Dans le contexte économique incertain, les entreprises ont pris la mesure des bénéfices qu’elles peuvent espérer du développement des collaborateurs en leur sein. Pour la majorité d’entre elles (77%), le recrutement interne est considéré comme important, voire crucial pour la stratégie de l’entreprise : c’est un investissement durable, inscrit dans le long terme, et non une vision à court-terme de réduction des salaires ou des coûts de recrutement.

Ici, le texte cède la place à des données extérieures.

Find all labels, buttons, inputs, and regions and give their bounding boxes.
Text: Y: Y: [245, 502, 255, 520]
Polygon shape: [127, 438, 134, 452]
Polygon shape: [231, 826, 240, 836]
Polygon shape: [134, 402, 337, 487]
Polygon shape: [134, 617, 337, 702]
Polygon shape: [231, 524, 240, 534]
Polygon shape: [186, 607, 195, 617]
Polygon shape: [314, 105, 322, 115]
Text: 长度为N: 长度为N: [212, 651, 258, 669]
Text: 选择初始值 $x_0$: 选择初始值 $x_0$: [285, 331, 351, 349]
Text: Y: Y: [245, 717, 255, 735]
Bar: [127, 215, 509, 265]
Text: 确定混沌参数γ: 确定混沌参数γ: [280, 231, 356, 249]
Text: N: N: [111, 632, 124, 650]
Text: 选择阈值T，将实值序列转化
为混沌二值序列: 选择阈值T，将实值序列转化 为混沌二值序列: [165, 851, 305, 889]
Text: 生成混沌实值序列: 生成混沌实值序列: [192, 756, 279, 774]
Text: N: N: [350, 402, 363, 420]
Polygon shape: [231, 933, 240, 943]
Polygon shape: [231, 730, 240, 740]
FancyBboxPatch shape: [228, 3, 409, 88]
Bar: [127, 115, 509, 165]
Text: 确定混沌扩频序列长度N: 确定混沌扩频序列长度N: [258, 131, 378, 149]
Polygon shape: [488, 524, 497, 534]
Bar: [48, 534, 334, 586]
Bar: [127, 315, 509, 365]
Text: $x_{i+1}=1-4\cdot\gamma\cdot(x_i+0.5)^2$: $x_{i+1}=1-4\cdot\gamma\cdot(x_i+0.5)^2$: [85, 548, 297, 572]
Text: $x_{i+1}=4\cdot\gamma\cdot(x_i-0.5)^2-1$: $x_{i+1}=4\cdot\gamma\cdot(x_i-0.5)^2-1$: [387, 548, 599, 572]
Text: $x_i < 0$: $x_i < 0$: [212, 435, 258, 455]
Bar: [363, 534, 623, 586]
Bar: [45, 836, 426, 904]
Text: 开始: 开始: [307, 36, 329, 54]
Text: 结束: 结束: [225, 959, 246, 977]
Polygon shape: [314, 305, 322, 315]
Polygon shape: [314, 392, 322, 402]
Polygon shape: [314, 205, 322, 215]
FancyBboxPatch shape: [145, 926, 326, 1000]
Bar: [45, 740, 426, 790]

Mobilité des talents en interne : un enjeu fort pour les entreprises

Les entreprises françaises font partie de celles qui recourent le plus aux recrutements internes : juste derrière le Royaume-Uni (54%), et loin devant l’Allemagne (33%) et l’Italie (31%), dans 46% des entreprises françaises, le recrutement interne représente plus de 30% des postes, et pour plus de la moitié d’entre elles, c’est une réussite ! En effet, les recrutements internes sont des succès pour 53% des entreprises européennes, alors que le chiffre atteint 67% en France.

Les motivations en faveur du recrutement interne diffèrent d’un pays à l’autre : si en France 82% des entreprises cherchent avant tout à fidéliser leurs employés, l’Allemagne et le Royaume-Uni prennent davantage en considération l’impact court-terme de la réduction des coûts et des délais de prise de poste. L’employeur français investit aujourd’hui particulièrement pour garder ses talents, il est prêt à développer l’employabilité de ses équipes, à les aider bâtir leur carrière. En effet, c’est le développement individuel des collaborateurs qui intéresse en priorité les sociétés dans 88% des cas, contre 60% au R.-U.

Auprès des responsables du recrutement certaines craintes subsistent : celle de perdre les talents les plus performants à leur poste actuel, de créer du ressentiment parmi les candidats déçus et le fait de ne pas insuffler de diversité au sein des équipes (citées par 43% des répondants français).

L’herbe est-elle plus verte ailleurs ? Dans leur stratégie de mobilité des collaborateurs, les directions des Ressources Humaines déplorent à 60 % un manque de candidats potentiels ; les talents regardent-ils ailleurs avant d’explorer les autres pistes ouvertes dans leur société ?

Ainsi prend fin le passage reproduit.